Open Source a une histoire en deux temps. C’est un projet que j’avais écrit au Japon en 2005, pendant le chantier de Ce qui nous regarde, sur l’idée d’une situation collective autour d’une surface d’eau, à partir de signes écrits ou dessinés. J’ai essayé de le produire, jusqu’à ce que je sois invité par le pavillon de Monaco de l’exposition de Zaragoza [1]. J’ai alors particulièrement travaillé sur le dispositif d’écriture, car je tenais à qu’il soit le plus immédiat possible ; je pensais notamment aux dessins que l’on peut faire du bout des doigts sur la buée d’une vitre. L’aspect sensible est immédiat puisque tout premier contact avec la surface produit une forme qui, lorsqu’elle est achevée, disparaît du pupitre pour apparaître immédiatement à la surface de l’eau. Le dispositif est le plus simple possible, pour laisser toute la place à cet aller-retour entre un moment individuel de dessin, et la situation collective qui peut naître autour du bassin.
Ce dernier ne renvoie-t-il pas à la pièce Biosphère de Piero Gilardi en tout cas dans la relation dessin, puis projection et jeux sur la forme dessinée et projetée ?
Je connaissais très peu le travail de Piero Gilardi et en l’occurrence je ne connaissais pas cette installation. Si certaines dispositions sont analogues (notamment le fait de recourir à un bassin, ainsi que l’association entre dessin individuel et comportement collectif), Open Source est, me semble-t-il, beaucoup plus immédiate dans le processus qu’elle propose. L’œuvre de Gilardi était empreinte d’une charge figurative et narrative que je ne partage pas.

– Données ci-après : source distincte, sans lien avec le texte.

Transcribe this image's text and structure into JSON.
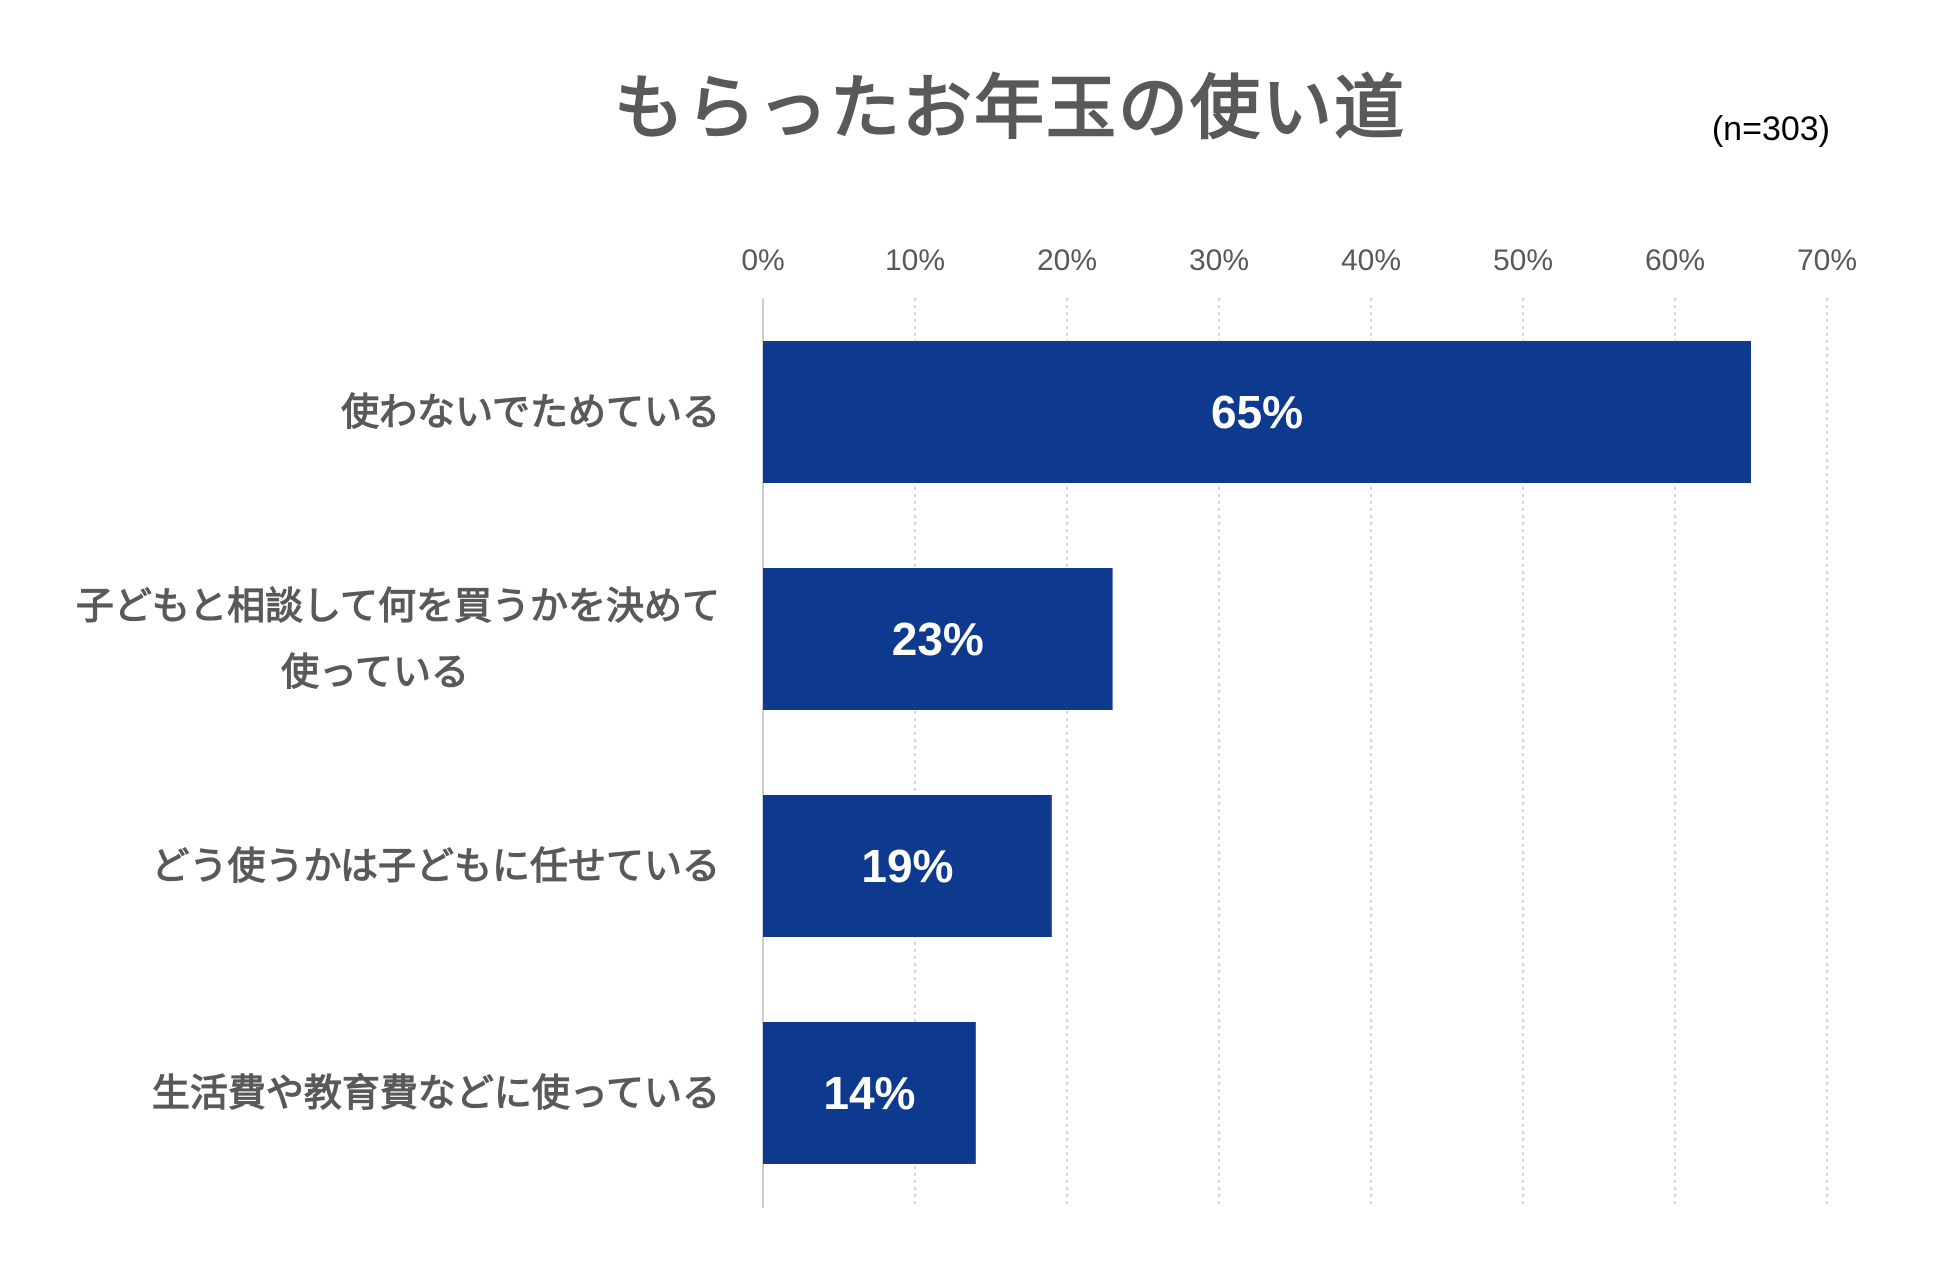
{
  "chart_data": {
    "type": "bar",
    "orientation": "horizontal",
    "title": "もらったお年玉の使い道",
    "note": "(n=303)",
    "categories": [
      [
        "使わないでためている"
      ],
      [
        "子どもと相談して何を買うかを決めて",
        "使っている"
      ],
      [
        "どう使うかは子どもに任せている"
      ],
      [
        "生活費や教育費などに使っている"
      ]
    ],
    "values": [
      65,
      23,
      19,
      14
    ],
    "data_labels": [
      "65%",
      "23%",
      "19%",
      "14%"
    ],
    "xlim": [
      0,
      70
    ],
    "x_ticks": [
      "0%",
      "10%",
      "20%",
      "30%",
      "40%",
      "50%",
      "60%",
      "70%"
    ],
    "x_axis_position": "top",
    "grid": "vertical dotted",
    "legend": "none",
    "colors": {
      "bar": "#0D3A8F",
      "grid": "#c8c8c8",
      "axis": "#cfcfcf",
      "text": "#595959"
    }
  }
}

Vous semblez avec cette pièce, intéressé par la relation sonore provoquée par les spectateurs, ou qui découle d’un parcours du spectateur dans l’installation. Que pensez-vous de l’aléatoire ? Est-ce encore quelque chose qui vous intéresse (je pense à Dépli où la manipulation sur la table des séquences filmiques entrainait des collisions de sens) ?
Je ne travaille pas avec l’aléatoire. Mon écriture procède plutôt par protocoles : je conçois des champs de relations qui aboutissent à une cohérence d’ensemble. Dans l’installation cinématographique Dépli que vous citez, la matrice des voisinages possibles entre les plans a été déterminée par le réalisateur du film, Pierre Carniaux : les parcours à travers ces images relèvent donc d’une écriture et ne sont pas aléatoires. En revanche, les modalités de ces apparitions, leur vitesse, leurs superpositions résultent de la qualité spécifique de jeu de chaque spectateur et du régime spécifique de parcours qu’il instaure.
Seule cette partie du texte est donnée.